Comme n'importe quelle bonne maman, quand Karen a su qu'elle attendait un bébé, elle a fait tout ce qu'elle pouvait pour aider son fils Michael de trois ans afin de le préparer pour une nouvelle étape dans sa vie.
Ils ont su que le nouveau bébé serait une fille et tous les jours Michael chantait pour sa petite sœur dans le ventre de sa mère. Il sentait une très grande affection pour sa petite sœur même avant de la connaître.
La gestation de Karen progressa normalement. Son travail d'accouchement a débuté à temps, bientôt, les douleurs étaient aux cinq minutes, ensuite aux trois minutes et finalement a chaque minute. Mais tout à coup une complication s'est présentée et Karen prit des heures pour l'accouchement. Avait-elle besoin d'une césarienne?
Après plusieurs heures de lutte, finalement la petite sœur de Michael est née, mais en de très mauvaises conditions. On l'a transporté immédiatement en ambulance à l'unité des soins intensifs, dans la section nouveau-née de l'hôpital local. Les jours passaient et la santé de la fillette s'empirait.
Finalement les pédiatres venaient dire aux parents les terribles paroles: "Il n'y a que très peu d'espoir, préparez-vous au pire". Karen et son époux ont communiqué avec le cimetière local afin de réserver une place pour leur petite fille. Ils avaient créé une nouvelle chambre pour leur fille et maintenant ils se préparaient à des funérailles.
Cependant Michael suppliait ses parents de lui laisser voir sa petite sœur. "Je veux chanter pour elle" répétait-il sans cesse.
Après deux semaines de thérapie intensive, il semblait que la mort viendrait avant que la semaine s'achève.
Michael continuait à insister qu'il voulait chanter pour sa petite sœur, mais on lui expliquait que l'on ne permettait pas aux enfants d'entrer aux soins intensifs.
Tout à coup Karen s'est décidé: elle amènerait Michael pour qu'il voit sa petite soeur. Lui permettront-ils? Sil ne voyait pas sa petite sœur maintenant, peut-être ne la verrait-il jamais. Elle lui a mis un surtout immense et l'amena aux soins intensifs. Michael paraissait un gros panier de linge sale. Mais l'infirmière en chef se rendant compte que c'était un enfant, elle se mit en colère. "Sortez immédiatement cet enfant d'ici" cria-t-elle, "les enfants ne sont pas admis ici!"

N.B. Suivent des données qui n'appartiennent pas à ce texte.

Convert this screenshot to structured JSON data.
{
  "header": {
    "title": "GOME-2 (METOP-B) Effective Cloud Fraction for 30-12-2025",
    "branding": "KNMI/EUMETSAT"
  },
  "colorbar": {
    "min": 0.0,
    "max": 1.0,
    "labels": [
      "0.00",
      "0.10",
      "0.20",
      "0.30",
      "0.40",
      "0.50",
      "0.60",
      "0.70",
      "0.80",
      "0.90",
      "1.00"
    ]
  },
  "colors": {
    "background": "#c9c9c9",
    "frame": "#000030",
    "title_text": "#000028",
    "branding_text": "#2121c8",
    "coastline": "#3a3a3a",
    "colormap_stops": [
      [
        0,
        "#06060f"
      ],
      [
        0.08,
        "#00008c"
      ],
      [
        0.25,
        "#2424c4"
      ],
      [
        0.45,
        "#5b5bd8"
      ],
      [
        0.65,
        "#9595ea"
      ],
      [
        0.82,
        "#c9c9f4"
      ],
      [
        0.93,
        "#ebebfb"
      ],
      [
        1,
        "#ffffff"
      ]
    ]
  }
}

Le caractère fort de Karen se manifesta et, oubliant ses bonnes manières qui l'avaient toujours caractérisée, elle a regardé l'infirmière avec des yeux d'acier et les lèvres serrées et blanches elle a dit avec fermeté: "Il ne s'en ira pas tant qu'il n'aura pas chanté pour sa petite soeur" et prenant Michael dans ses bras elle l'emporta vers le lit de sa petite soeur.
Il a regardé sa sœurette qui perdait la bataille pour conserver sa vie.
Après un moment, il commençait à chanter d'une voix qui venait du cœur d'un enfant de trois ans. Michael lui chantait: "Tu es pour moi la lumière du soleil, mon unique lumière, tu me rends heureux quand le ciel est gris." Instantanément le bébé a paru répondre à la stimulation de la voix de Michael, son pouls est devenu normal.
"Continue à chanter" lui demandait sa mère avec les larmes aux yeux. Et l'enfant continuait: "Tu ne sauras jamais, chérie, combien je t'aime, s'il te plait ne m'enlève pas ma lumière du soleil." Pendant que Michael chantait pour se petite sœur, le bébé bougeait et sa respiration devenait douce comme celle d'un chaton que l'on caresse.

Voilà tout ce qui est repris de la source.